The stresses brought on by the Covid-19 crisis have taken an enormous toll, Power said. “We’ve been operating at surge capacity for more than two years,’’ she said. “We can’t sustain ourselves, our professions and our families while doing this work.”
Power and many of her fellow lawmakers have struggled during the pandemic. “I joked with my colleagues that you’ll see these years in our bodies like you see tree rings,’’ she said.
Seeking Better Pay
Concerns about low pay loom largest for lawmakers in their 20s, 30s and early 40s, said Layla Zaidane, president and CEO of the Millennial Action Project, a bipartisan association for legislators born after 1980.
“The No. 1 thing that we’re hearing is that it is financially unfeasible for so many of them to have these jobs and pursue a lot of the milestones that young people want to pursue at this stage in their lives, to start a family, to buy a house …,’’ Zaidane said. “It’s really hard to do that on some of these state legislators’ salaries and unless they’re independently wealthy, or they have a spouse or a partner that can support them, it’s just not realistic.’’
The trend, she said, “was happening even before the Great Resignation but it’s certainly been exacerbated in the last couple of years.’’
Steven Rogers, an associate professor of political science at Saint Louis University, has studied legislative salaries. He says lawmakers who have the option of going back to a well-paying profession, such as medicine or law, are more likely to leave the statehouse.
To some degree, legislative churn is a factor every decade, fallout from the redistricting process. Some incumbents opt not to run after the redrawn lines leave them with a district that’s less politically safe–or outside the boundaries altogether.
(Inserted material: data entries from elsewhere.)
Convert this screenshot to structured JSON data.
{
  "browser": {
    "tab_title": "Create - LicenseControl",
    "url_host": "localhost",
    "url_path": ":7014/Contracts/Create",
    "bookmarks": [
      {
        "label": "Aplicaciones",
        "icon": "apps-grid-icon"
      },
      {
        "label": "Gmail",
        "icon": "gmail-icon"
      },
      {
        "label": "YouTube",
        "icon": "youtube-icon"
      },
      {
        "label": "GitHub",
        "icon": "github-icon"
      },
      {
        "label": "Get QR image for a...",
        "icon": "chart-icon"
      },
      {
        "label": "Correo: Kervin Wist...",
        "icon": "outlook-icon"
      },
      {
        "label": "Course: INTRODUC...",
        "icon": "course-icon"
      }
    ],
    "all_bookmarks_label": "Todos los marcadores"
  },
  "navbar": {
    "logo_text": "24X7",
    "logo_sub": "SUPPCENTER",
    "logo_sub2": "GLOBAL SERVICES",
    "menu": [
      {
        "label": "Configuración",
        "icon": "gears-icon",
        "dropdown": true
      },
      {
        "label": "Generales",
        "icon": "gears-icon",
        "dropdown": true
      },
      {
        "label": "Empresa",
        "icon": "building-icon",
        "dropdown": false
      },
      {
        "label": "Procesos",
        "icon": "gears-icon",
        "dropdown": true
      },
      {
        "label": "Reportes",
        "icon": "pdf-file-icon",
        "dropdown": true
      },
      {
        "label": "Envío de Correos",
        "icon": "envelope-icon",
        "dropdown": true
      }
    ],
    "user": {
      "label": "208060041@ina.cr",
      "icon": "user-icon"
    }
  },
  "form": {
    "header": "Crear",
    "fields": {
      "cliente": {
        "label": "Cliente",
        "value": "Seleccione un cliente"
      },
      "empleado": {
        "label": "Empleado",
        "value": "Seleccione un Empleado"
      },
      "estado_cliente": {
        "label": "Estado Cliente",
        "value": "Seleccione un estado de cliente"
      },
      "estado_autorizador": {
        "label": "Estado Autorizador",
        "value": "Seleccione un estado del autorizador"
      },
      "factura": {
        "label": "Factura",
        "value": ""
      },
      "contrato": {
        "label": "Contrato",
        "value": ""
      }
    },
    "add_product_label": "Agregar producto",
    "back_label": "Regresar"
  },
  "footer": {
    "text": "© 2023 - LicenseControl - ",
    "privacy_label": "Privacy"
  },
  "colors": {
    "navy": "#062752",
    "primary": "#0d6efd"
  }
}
In other cases, the redistricting process opens up political opportunities, such as running for Congress.
Midterm elections can be notoriously tough for down-ballot candidates whose party holds the White House and that’s true this cycle, Rogers said.
“Democrats may be saying, ‘I don’t really want to lose so I’m going to quit now,’’’ he said.
But the pandemic has also reshaped the priorities of public officials, just as it has prompted career reassessments for an estimated 33 million U.S. workers Americans working across industries who have quit their jobs over the past year.
“It's exhausting and we’re all exhausted,’’ said Zaidane. “People feel over it, whatever it is.”
Reassessing Life Priorities
Lawmakers with young children, some of whom juggled child care and Zoom lessons with legislative business, are more likely to step away, Rogers said. “They may be reassessing their priorities,” he said.
Politicians who choose not to run sometimes say they want to spend more time with their families. “Even though it’s a cliche, there is some truth to it,’’ Rogers said.
Rep. Michael Curcio, a Republican from Tennessee, said his decision to leave the state House of Representatives was driven partly by a desire to avoid burnout.
“Serving in this capacity was a heck of a mountain to climb, and I now look forward to the next mountain,’’ Curcio, the father of three, said in a message posted on Facebook last month.
In Oregon, where one-third of the House of Representatives is not returning next year, the departures will leave a major void, Power said. “The low pay has been a systemic barrier for women, people of color and young people,’’ she said. “We’re losing a lot of excellent folks.”
Will Haskell, a 26-year-old state senator from Connecticut, said it was never his plan to stay in office for decades. A two-term Democrat, he plans to attend law school in the fall.
“The reaction I get from older constituents has been total surprise that I’m leaving the legislature,’’ he said. “But I first ran because I thought change is good and it is healthy for democracy to have new voices and ideas. Whoever comes after me is sure to bring new ideas.”
Daniela Altimari is a reporter for Route Fifty based in West Hartford, Connecticut.